Zawieszenie

<MINI KŁANIA SIĘ>

*~~*
Tak, tak. Jestem nieznośna.
Pierw rzadsze dodawanie rozdziałów, a potem przerwa. Ale w końcu każdy ma swój limit i przyda mu się chwila wytchnienia. Mój czas właśnie nadszedł. Pomijam już nawet to, że są wakacje i, że potrzebuję odpocząć.  Przyczyn na tymczasowe zawieszenie bloga jest wiele. 
Chociażby taki brak weny. Niby wiem co chcę napisać i przekazać, ale słowa nie sklejają się, nie potrafię złożyć porządnego zdania. A nawet jeśli coś napiszę to albo jest to od razu kasowane, albo setki poprawek. Już ostatni rozdział przyprawił mnie o ból głowy. Żeby nie oszukać, zajął mi dwie noce, no i trochę w ciągu dnia. Ciągłe robienie poprawek i myśl, że to co piszę, jest kiepskie odbiera mi całą przyjemność z wcześniejszego pisania. Już nie mam satysfakcji. Nachodzą mnie różne myśli, żeby zakończyć opowiadanie, a w sumie nie chciałabym robić w tego w środku akcji. Musiałabym to jakoś sensownie skrócić, byleby nie robić znowu odstępów czasowych.

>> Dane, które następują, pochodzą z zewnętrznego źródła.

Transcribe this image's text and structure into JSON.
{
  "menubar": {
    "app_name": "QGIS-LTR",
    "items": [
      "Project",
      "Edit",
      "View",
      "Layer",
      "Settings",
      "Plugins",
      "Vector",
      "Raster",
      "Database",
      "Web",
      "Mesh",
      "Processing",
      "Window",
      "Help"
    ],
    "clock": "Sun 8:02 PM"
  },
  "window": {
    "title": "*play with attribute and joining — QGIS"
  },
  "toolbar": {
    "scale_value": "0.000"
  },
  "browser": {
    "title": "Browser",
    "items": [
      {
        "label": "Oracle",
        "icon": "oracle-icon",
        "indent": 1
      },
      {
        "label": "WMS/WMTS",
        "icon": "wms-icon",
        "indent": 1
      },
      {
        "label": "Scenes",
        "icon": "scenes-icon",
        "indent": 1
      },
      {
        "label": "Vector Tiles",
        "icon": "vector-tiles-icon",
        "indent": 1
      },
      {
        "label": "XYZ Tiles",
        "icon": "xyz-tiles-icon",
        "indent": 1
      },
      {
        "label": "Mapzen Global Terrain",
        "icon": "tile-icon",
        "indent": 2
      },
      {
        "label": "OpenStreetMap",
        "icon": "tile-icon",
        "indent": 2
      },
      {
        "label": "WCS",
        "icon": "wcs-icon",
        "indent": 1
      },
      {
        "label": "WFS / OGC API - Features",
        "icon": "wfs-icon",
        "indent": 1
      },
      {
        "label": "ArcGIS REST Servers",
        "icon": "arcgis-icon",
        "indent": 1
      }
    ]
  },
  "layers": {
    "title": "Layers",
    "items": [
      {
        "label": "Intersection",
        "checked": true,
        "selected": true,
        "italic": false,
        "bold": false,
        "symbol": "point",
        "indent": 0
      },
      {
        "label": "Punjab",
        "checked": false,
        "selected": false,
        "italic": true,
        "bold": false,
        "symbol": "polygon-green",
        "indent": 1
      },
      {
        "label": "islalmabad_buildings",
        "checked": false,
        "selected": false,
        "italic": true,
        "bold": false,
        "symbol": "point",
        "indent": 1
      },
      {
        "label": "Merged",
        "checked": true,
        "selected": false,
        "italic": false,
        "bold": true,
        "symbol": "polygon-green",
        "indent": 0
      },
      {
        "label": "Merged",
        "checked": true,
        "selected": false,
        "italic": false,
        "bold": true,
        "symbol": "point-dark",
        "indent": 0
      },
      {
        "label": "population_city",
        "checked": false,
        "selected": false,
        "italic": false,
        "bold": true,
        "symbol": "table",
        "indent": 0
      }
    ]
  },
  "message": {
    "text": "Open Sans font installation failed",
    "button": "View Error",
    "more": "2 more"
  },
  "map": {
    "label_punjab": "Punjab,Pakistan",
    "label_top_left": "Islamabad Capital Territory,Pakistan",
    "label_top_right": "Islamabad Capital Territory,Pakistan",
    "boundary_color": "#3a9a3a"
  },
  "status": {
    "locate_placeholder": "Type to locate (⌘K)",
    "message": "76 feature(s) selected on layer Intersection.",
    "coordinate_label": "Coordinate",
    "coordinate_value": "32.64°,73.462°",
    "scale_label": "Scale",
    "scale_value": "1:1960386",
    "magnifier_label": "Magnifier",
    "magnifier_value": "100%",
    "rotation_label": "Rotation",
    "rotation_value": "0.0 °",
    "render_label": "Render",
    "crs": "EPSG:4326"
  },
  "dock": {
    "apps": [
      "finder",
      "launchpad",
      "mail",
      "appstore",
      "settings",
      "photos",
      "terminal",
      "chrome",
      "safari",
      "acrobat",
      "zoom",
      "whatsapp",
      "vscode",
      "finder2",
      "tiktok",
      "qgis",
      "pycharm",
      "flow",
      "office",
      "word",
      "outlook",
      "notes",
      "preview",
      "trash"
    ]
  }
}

Nie chcę już tego wszystkiego mącić. Przyznam szczerze, po 24 rozdziale każdy kolejny to sama katorga. Męczę się, pisząc je. Ale nie chcę odrzucać pierwszego opowiadania i zamierzam go pociągnąć do końca.
Drugą też sprawą jest czas. Obecnie spędzam mało czasu w domu lub w miejscu, gdzie mogłabym skorzystać z laptopa. Do domu wracam późno i często jestem zbyt zmęczona, by cokolwiek naskrobać. A wiecie ja już tak mam, że nie lubię dodawać, czegoś co mi się nie podoba a dodać tylko po to, aby było. 

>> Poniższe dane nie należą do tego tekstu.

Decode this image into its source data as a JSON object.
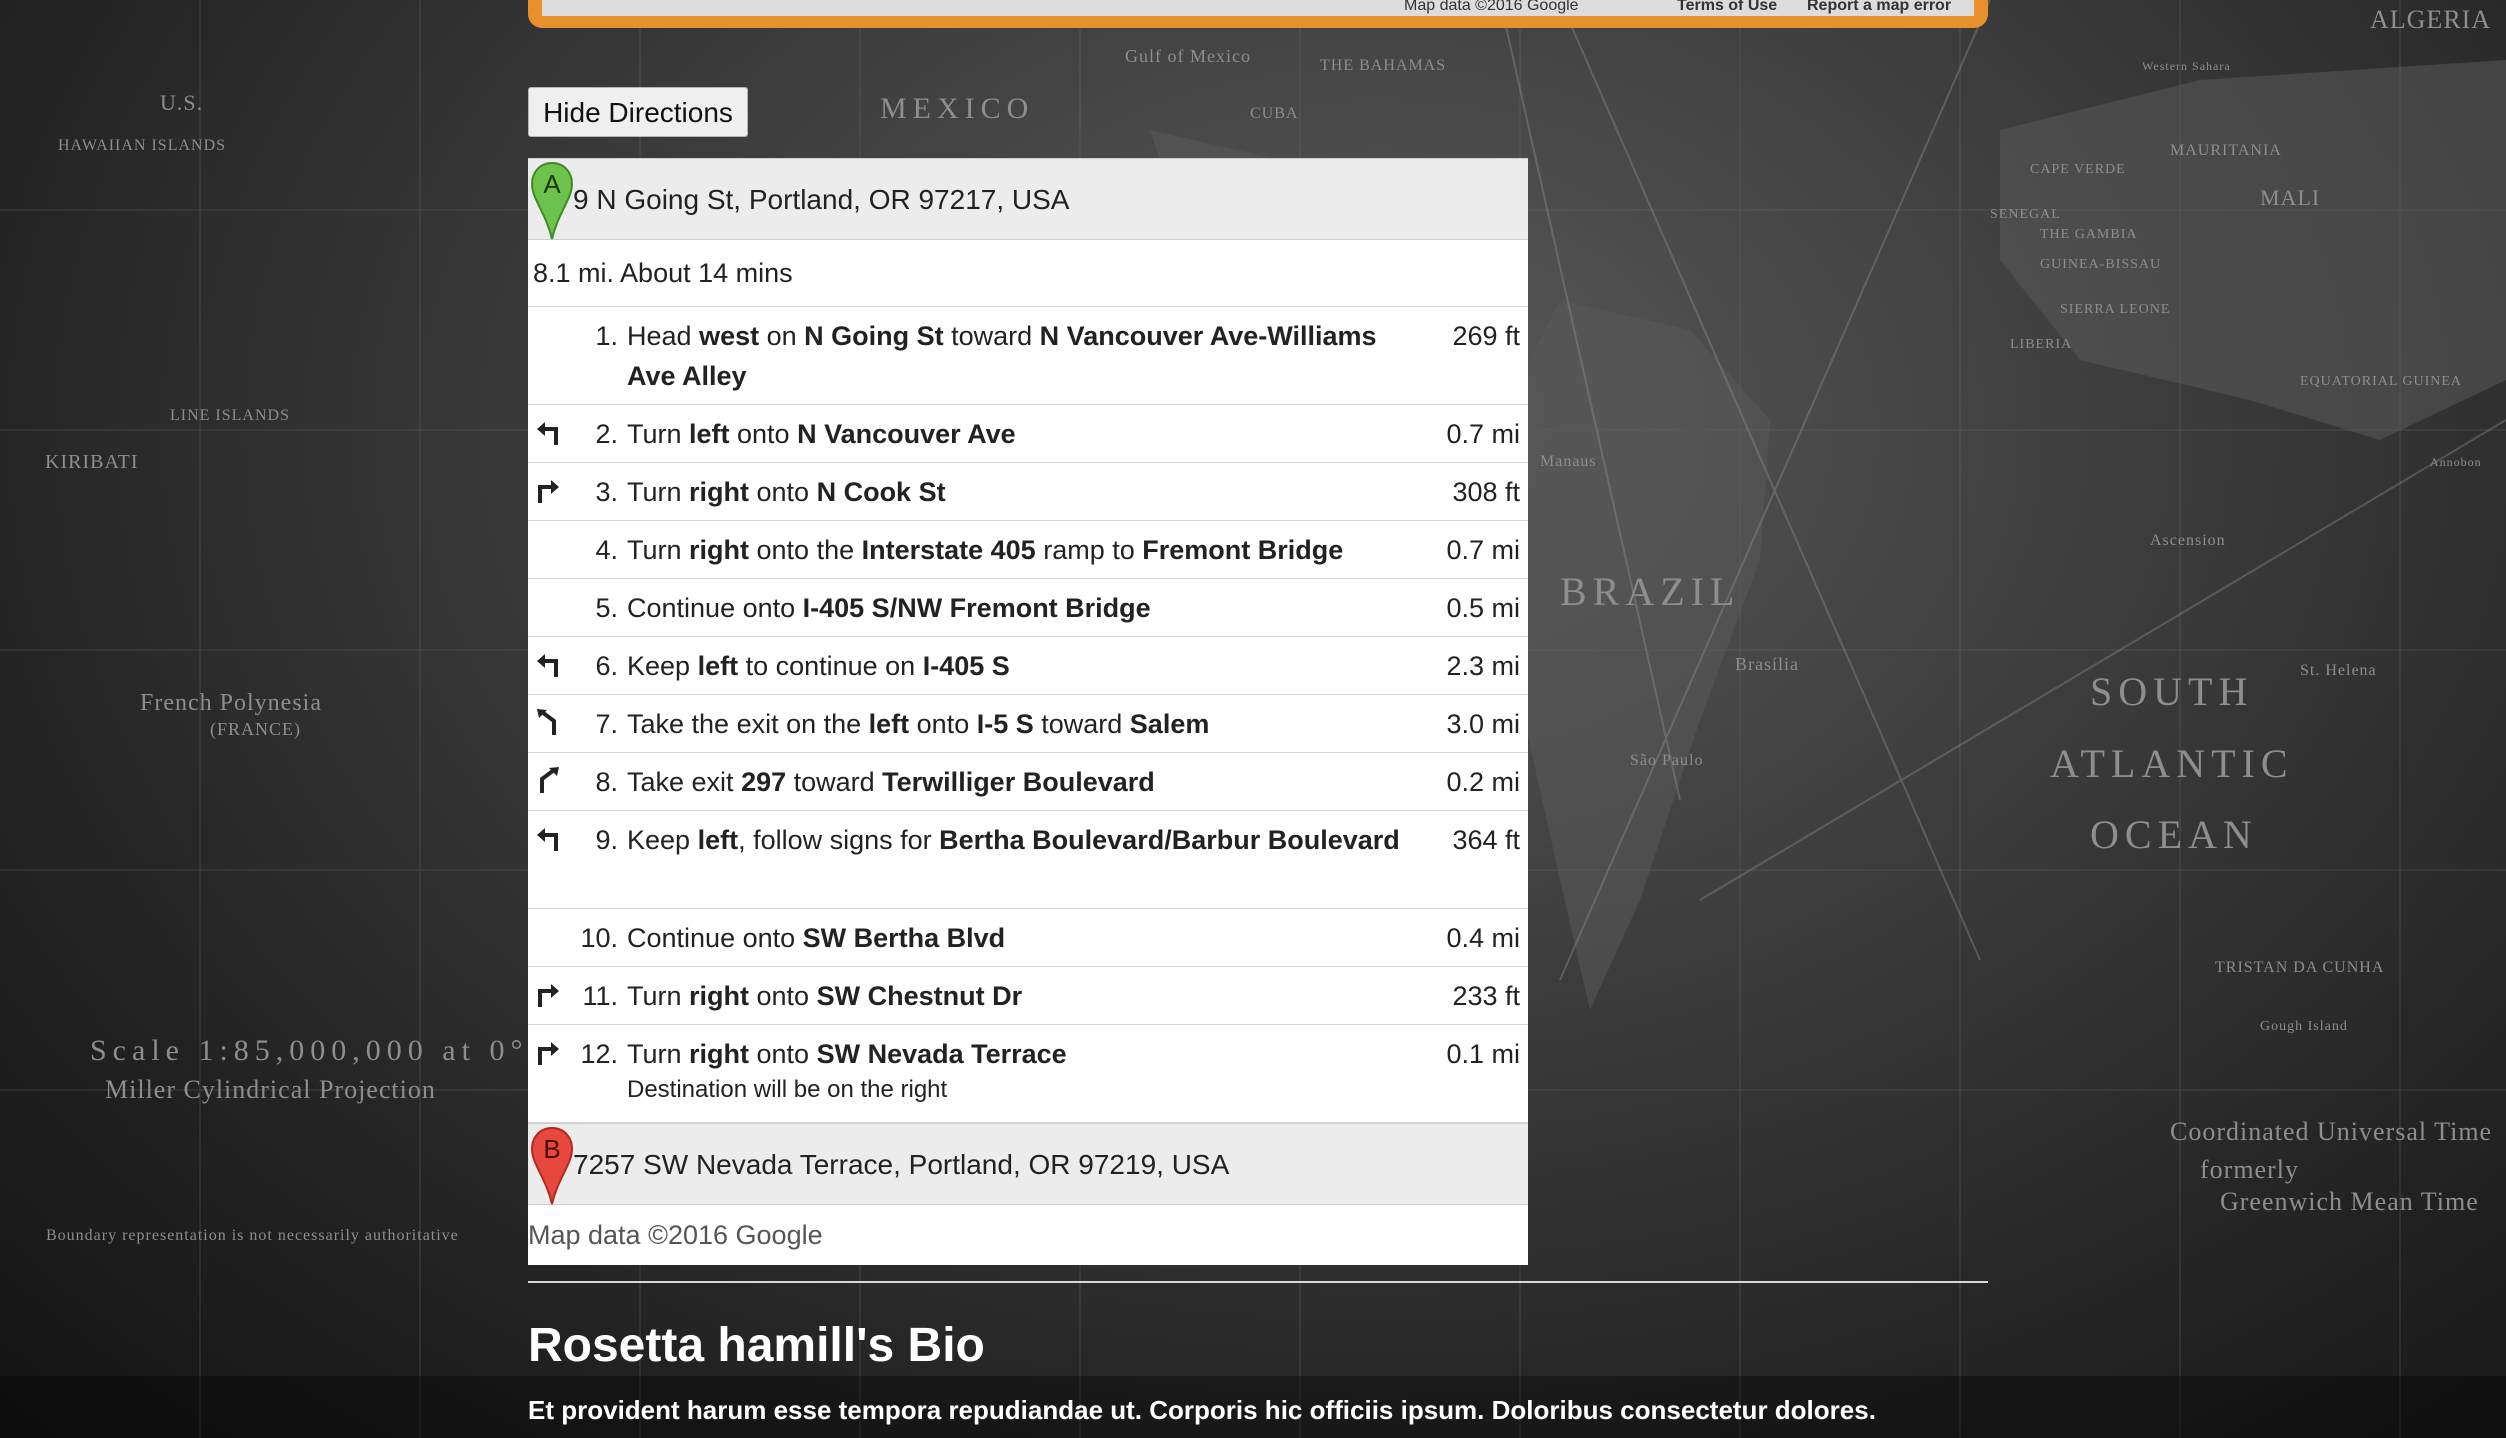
{
  "map_embed": {
    "attribution": "Map data ©2016 Google",
    "terms": "Terms of Use",
    "report": "Report a map error"
  },
  "hide_directions_label": "Hide Directions",
  "origin": {
    "marker": "A",
    "address": "9 N Going St, Portland, OR 97217, USA",
    "marker_color": "#6cc24a"
  },
  "summary": "8.1 mi. About 14 mins",
  "steps": [
    {
      "num": "1.",
      "icon": "",
      "dist": "269 ft",
      "parts": [
        [
          "Head ",
          0
        ],
        [
          "west",
          1
        ],
        [
          " on ",
          0
        ],
        [
          "N Going St",
          1
        ],
        [
          " toward ",
          0
        ],
        [
          "N Vancouver Ave-Williams Ave Alley",
          1
        ]
      ]
    },
    {
      "num": "2.",
      "icon": "turn-left-icon",
      "dist": "0.7 mi",
      "parts": [
        [
          "Turn ",
          0
        ],
        [
          "left",
          1
        ],
        [
          " onto ",
          0
        ],
        [
          "N Vancouver Ave",
          1
        ]
      ]
    },
    {
      "num": "3.",
      "icon": "turn-right-icon",
      "dist": "308 ft",
      "parts": [
        [
          "Turn ",
          0
        ],
        [
          "right",
          1
        ],
        [
          " onto ",
          0
        ],
        [
          "N Cook St",
          1
        ]
      ]
    },
    {
      "num": "4.",
      "icon": "",
      "dist": "0.7 mi",
      "parts": [
        [
          "Turn ",
          0
        ],
        [
          "right",
          1
        ],
        [
          " onto the ",
          0
        ],
        [
          "Interstate 405",
          1
        ],
        [
          " ramp to ",
          0
        ],
        [
          "Fremont Bridge",
          1
        ]
      ]
    },
    {
      "num": "5.",
      "icon": "",
      "dist": "0.5 mi",
      "parts": [
        [
          "Continue onto ",
          0
        ],
        [
          "I-405 S/NW Fremont Bridge",
          1
        ]
      ]
    },
    {
      "num": "6.",
      "icon": "keep-left-icon",
      "dist": "2.3 mi",
      "parts": [
        [
          "Keep ",
          0
        ],
        [
          "left",
          1
        ],
        [
          " to continue on ",
          0
        ],
        [
          "I-405 S",
          1
        ]
      ]
    },
    {
      "num": "7.",
      "icon": "ramp-left-icon",
      "dist": "3.0 mi",
      "parts": [
        [
          "Take the exit on the ",
          0
        ],
        [
          "left",
          1
        ],
        [
          " onto ",
          0
        ],
        [
          "I-5 S",
          1
        ],
        [
          " toward ",
          0
        ],
        [
          "Salem",
          1
        ]
      ]
    },
    {
      "num": "8.",
      "icon": "ramp-right-icon",
      "dist": "0.2 mi",
      "parts": [
        [
          "Take exit ",
          0
        ],
        [
          "297",
          1
        ],
        [
          " toward ",
          0
        ],
        [
          "Terwilliger Boulevard",
          1
        ]
      ]
    },
    {
      "num": "9.",
      "icon": "keep-left-icon",
      "dist": "364 ft",
      "parts": [
        [
          "Keep ",
          0
        ],
        [
          "left",
          1
        ],
        [
          ", follow signs for ",
          0
        ],
        [
          "Bertha Boulevard/Barbur Boulevard",
          1
        ]
      ]
    },
    {
      "num": "10.",
      "icon": "",
      "dist": "0.4 mi",
      "parts": [
        [
          "Continue onto ",
          0
        ],
        [
          "SW Bertha Blvd",
          1
        ]
      ]
    },
    {
      "num": "11.",
      "icon": "turn-right-icon",
      "dist": "233 ft",
      "parts": [
        [
          "Turn ",
          0
        ],
        [
          "right",
          1
        ],
        [
          " onto ",
          0
        ],
        [
          "SW Chestnut Dr",
          1
        ]
      ]
    },
    {
      "num": "12.",
      "icon": "turn-right-icon",
      "dist": "0.1 mi",
      "parts": [
        [
          "Turn ",
          0
        ],
        [
          "right",
          1
        ],
        [
          " onto ",
          0
        ],
        [
          "SW Nevada Terrace",
          1
        ]
      ],
      "note": "Destination will be on the right"
    }
  ],
  "destination": {
    "marker": "B",
    "address": "7257 SW Nevada Terrace, Portland, OR 97219, USA",
    "marker_color": "#e8473e"
  },
  "copyright": "Map data ©2016 Google",
  "bio": {
    "title": "Rosetta hamill's Bio",
    "text": "Et provident harum esse tempora repudiandae ut. Corporis hic officiis ipsum. Doloribus consectetur dolores."
  },
  "background_map_labels": [
    "MEXICO",
    "Gulf of Mexico",
    "THE BAHAMAS",
    "CUBA",
    "U.S.",
    "HAWAIIAN ISLANDS",
    "KIRIBATI",
    "LINE ISLANDS",
    "French Polynesia",
    "(FRANCE)",
    "BRAZIL",
    "Brasília",
    "São Paulo",
    "SOUTH",
    "ATLANTIC",
    "OCEAN",
    "ALGERIA",
    "MAURITANIA",
    "MALI",
    "CAPE VERDE",
    "SENEGAL",
    "THE GAMBIA",
    "GUINEA-BISSAU",
    "SIERRA LEONE",
    "LIBERIA",
    "EQUATORIAL GUINEA",
    "Ascension",
    "St. Helena",
    "TRISTAN DA CUNHA",
    "Gough Island",
    "Scale 1:85,000,000 at 0°",
    "Miller Cylindrical Projection",
    "Coordinated Universal Time",
    "formerly",
    "Greenwich Mean Time",
    "Manaus",
    "Western Sahara",
    "Annobon",
    "Boundary representation is not necessarily authoritative"
  ]
}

Wspominałam wcześniej, że zamierzam poprzerabiać wcześniejsze rozdziały. Miałam wprowadzić drobne zmiany, a wyszło na to, że jeden rozdział i połowę drugiego napisałam od początku. 
Najbardziej szkoda mi tego, że przez ostatni czas zaniedbałam Wasze blogi. Czytam na bieżąco, ale czas mi nie pozwala zazwyczaj na komentowanie. Dla mnie to niedorzeczne,  bo wiem jak to motywuje. Dlatego obiecuję, że wykorzystam przerwę także na nadrabianie rozdziałów.

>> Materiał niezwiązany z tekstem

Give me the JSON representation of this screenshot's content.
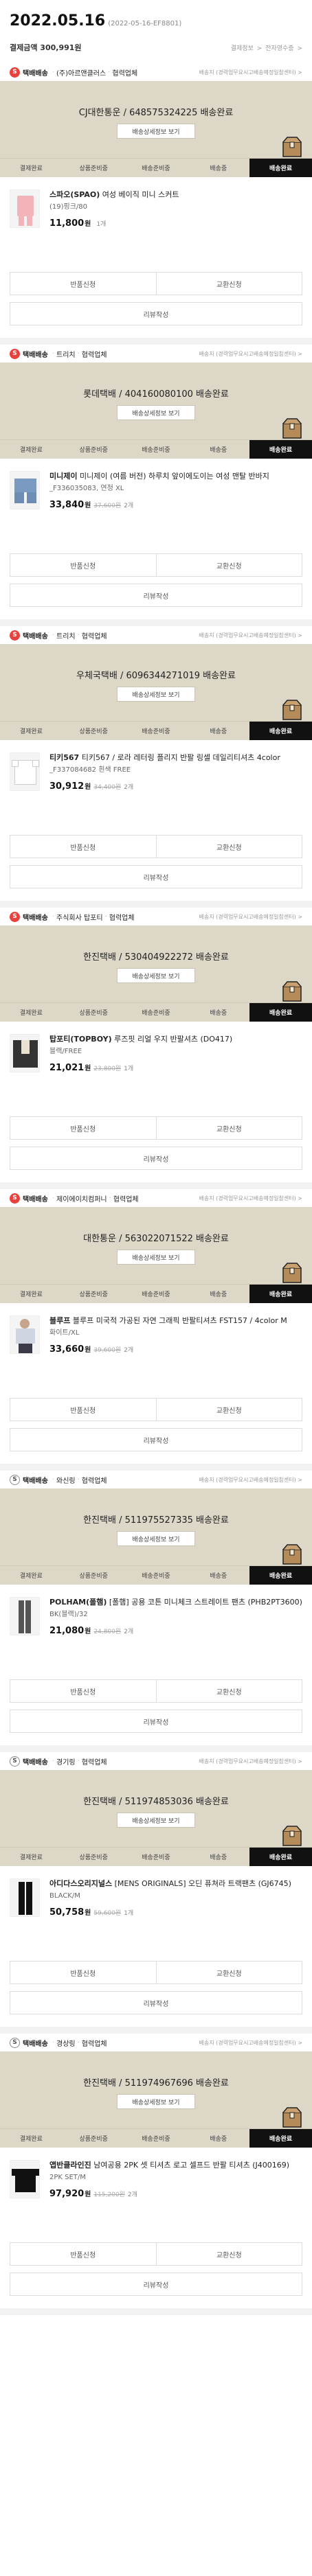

Pocieszam się tym, że Was czytelników, może jest i mało, więc z jednej strony nie muszę się martwić, że ktoś odczuje moją nieobecność, ale z drugiej strony cieszę się, że Was mam. :))     Jesteście kopalnią pomysłów i zastrzykiem motywacji. Często miałam doła po ciężkim dniu w szkole, < tak, tak Mini zrzęda :D) a parę słów od Waszej strony i już zły humor ulatniał się. Uśmiecham się na myśl o tym, że komukolwiek spodobało się to opowiadanie i że tak zaciekle mnie motywowaliście. Dziękuję Wam za to z całego serca.
Kiedy wrócę? Cóż, myślę, że w sierpniu zbiorę się i wrócę. Jeśli siły i czas mi pozwolą, może to być również ostatni tydzień lipca. Mini udaje się na zasłużony odpoczynek < przynajmniej tak mi się wydaje>
Oczywiście nie zamierzam przez te parę tygodni ciągle leniuchować. Poświęcę teraz czas na komentowanie. A dłuższe wolne chwile na pisanie rozdziałów, a także poprawę tych starych. Planuję też reorganizację bloga, ale to pewnie już po powrocie. 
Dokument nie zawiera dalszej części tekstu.